Spot gold eased 0.8% to $1,704.52 per ounce by 0346 GMT. The metal was up about 0.9% for the week so far. U.S. gold futures slipped 0.7% to $1,719.80 per ounce.

While there is a “temporal mismatch” between the financial markets and the real economy, the reopening of the U.S. economy is suggesting a recovery may come a lot quicker than expected, in turn weighing on gold, said Stephen Innes, chief market strategist at financial services firm AxiCorp.

U.S. President Donald Trump proposed guidelines on Thursday under which U.S. state governors could act to revive the U.S. economy from its coronavirus shutdown.

Asian stocks look set to bounce on Friday, following Wall Street’s lead overnight on the plans to restart the world’s biggest economy.

Gold’s fall came despite a lower dollar, also considered a safe haven, which slipped following a media report on early signs that a COVID-19 treatment drug was working.

Investors also took stock of data from China, which showed the country’s economy shrank for the first time since at least 1992 in the first quarter due to outbreak, although industrial output fell a less steeper-than-expected 1.1% in March from a year earlier.

On the technical front for gold, AxiCorp’s Innes said, “If we get a substantial move to $1,700 today…gold can dip a little significantly lower on stop losses getting triggered.”

However, massive stimulus measures from global central banks to weather the economic toll from the coronavirus limited gold’s downside.

The U.S. Federal Reserve’s balance sheet increased to a record $6.42 trillion this week as it used its nearly unlimited buying power to soak up assets to keep markets functioning amid an abrupt economic free fall.

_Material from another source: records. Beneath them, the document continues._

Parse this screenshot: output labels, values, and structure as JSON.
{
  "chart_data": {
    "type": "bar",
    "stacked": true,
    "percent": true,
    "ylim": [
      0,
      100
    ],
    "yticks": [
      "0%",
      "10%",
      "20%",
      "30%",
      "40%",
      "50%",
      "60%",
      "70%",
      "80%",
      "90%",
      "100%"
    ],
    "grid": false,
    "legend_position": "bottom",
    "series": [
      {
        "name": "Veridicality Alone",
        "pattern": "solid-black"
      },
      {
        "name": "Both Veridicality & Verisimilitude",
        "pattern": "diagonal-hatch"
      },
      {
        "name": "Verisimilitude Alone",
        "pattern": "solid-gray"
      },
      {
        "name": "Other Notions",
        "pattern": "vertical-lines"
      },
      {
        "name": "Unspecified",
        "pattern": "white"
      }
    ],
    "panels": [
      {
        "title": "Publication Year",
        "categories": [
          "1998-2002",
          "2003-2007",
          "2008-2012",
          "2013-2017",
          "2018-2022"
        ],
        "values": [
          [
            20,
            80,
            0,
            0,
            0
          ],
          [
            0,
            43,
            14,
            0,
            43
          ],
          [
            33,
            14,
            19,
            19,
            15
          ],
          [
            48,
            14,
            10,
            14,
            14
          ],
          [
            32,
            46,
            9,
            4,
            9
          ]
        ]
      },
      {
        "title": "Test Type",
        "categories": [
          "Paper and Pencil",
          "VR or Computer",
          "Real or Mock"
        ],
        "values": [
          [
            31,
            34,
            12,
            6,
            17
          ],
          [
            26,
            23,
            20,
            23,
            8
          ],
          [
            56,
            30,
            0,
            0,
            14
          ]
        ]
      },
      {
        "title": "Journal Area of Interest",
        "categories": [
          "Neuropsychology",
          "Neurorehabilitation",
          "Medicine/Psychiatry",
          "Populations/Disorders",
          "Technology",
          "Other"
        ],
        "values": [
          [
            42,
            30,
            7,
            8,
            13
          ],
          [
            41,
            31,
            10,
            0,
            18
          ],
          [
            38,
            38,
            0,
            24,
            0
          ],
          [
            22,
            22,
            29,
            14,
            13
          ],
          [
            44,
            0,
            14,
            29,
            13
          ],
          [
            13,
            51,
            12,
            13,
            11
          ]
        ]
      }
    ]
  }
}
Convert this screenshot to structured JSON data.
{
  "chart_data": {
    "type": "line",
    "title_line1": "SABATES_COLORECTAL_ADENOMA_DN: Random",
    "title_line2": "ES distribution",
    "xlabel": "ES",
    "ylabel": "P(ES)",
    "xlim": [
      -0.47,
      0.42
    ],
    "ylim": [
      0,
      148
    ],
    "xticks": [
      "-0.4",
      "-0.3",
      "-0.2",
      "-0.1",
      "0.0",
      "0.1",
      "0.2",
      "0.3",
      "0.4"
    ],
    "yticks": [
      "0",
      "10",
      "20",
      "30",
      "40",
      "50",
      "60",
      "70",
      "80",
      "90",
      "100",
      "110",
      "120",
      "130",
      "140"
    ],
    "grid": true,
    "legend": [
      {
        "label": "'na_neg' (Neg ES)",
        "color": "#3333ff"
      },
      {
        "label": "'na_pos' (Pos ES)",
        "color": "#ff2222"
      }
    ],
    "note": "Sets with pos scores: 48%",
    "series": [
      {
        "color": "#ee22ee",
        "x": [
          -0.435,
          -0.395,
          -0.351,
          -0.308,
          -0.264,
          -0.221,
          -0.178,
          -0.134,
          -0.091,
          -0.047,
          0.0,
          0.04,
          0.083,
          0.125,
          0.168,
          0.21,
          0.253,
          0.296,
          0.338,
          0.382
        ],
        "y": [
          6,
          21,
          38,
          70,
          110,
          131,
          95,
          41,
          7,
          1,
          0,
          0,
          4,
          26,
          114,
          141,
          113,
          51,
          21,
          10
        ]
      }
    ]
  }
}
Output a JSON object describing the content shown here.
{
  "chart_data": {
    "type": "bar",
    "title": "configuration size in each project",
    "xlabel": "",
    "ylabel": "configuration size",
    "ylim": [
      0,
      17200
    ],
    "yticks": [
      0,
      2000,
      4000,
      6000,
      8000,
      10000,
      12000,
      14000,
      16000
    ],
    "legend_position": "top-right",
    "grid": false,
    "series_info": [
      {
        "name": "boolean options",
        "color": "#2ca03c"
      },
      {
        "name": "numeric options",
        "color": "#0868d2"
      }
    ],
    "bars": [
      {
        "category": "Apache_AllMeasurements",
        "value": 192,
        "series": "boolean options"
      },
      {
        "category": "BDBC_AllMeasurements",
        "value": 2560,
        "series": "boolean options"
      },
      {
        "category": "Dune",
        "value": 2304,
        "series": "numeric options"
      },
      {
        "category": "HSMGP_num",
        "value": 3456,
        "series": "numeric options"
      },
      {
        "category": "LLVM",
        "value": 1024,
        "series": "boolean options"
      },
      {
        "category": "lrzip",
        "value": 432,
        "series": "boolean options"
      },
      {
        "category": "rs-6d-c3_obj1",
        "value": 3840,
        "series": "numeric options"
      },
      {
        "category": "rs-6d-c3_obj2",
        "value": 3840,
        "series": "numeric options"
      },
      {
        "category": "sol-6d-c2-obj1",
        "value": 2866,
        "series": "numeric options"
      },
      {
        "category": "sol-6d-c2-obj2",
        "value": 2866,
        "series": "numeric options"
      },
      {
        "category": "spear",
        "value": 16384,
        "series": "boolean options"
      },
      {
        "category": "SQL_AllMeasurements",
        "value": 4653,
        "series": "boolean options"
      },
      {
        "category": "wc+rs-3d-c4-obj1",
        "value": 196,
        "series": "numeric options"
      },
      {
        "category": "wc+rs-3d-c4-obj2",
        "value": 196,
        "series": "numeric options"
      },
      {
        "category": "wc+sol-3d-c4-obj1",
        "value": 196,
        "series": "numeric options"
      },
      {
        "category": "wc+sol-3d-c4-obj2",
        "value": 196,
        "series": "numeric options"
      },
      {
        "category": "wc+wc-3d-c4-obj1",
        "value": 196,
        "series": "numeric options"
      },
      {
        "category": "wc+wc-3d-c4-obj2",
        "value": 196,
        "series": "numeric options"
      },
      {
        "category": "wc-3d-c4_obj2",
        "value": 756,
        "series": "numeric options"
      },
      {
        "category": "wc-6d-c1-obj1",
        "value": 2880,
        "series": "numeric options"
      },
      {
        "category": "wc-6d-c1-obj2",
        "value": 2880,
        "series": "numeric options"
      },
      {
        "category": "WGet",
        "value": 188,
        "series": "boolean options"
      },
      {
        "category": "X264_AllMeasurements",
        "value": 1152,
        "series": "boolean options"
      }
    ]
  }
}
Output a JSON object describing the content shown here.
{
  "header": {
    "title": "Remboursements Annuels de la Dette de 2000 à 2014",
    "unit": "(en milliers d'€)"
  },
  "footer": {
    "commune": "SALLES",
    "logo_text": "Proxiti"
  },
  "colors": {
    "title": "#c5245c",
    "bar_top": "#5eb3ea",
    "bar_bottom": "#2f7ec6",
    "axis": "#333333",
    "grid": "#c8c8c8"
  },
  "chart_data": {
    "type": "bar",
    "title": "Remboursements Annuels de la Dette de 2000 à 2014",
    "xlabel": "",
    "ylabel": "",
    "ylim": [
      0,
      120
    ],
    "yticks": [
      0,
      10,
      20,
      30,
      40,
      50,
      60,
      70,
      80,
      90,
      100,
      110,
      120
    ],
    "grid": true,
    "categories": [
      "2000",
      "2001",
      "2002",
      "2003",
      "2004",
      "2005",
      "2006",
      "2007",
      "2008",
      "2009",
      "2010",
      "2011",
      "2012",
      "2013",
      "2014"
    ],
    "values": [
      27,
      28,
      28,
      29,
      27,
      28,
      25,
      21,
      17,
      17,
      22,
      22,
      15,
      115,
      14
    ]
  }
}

Gold tends to benefit from widespread stimulus from central banks, as it is often seen as a hedge against inflation and currency debasement.

Further, the global pandemic, which has infected 2.07 million globally and killed 138,482, according to a Reuters tally as of Tuesday continued to fuel strong demand for physical gold, analysts said.

Palladium gained 1.9% to $2,193.69 an ounce, while silver slipped 1.9% to $15.32 per ounce and platinum fell 1.2% to $773.63 per ounce.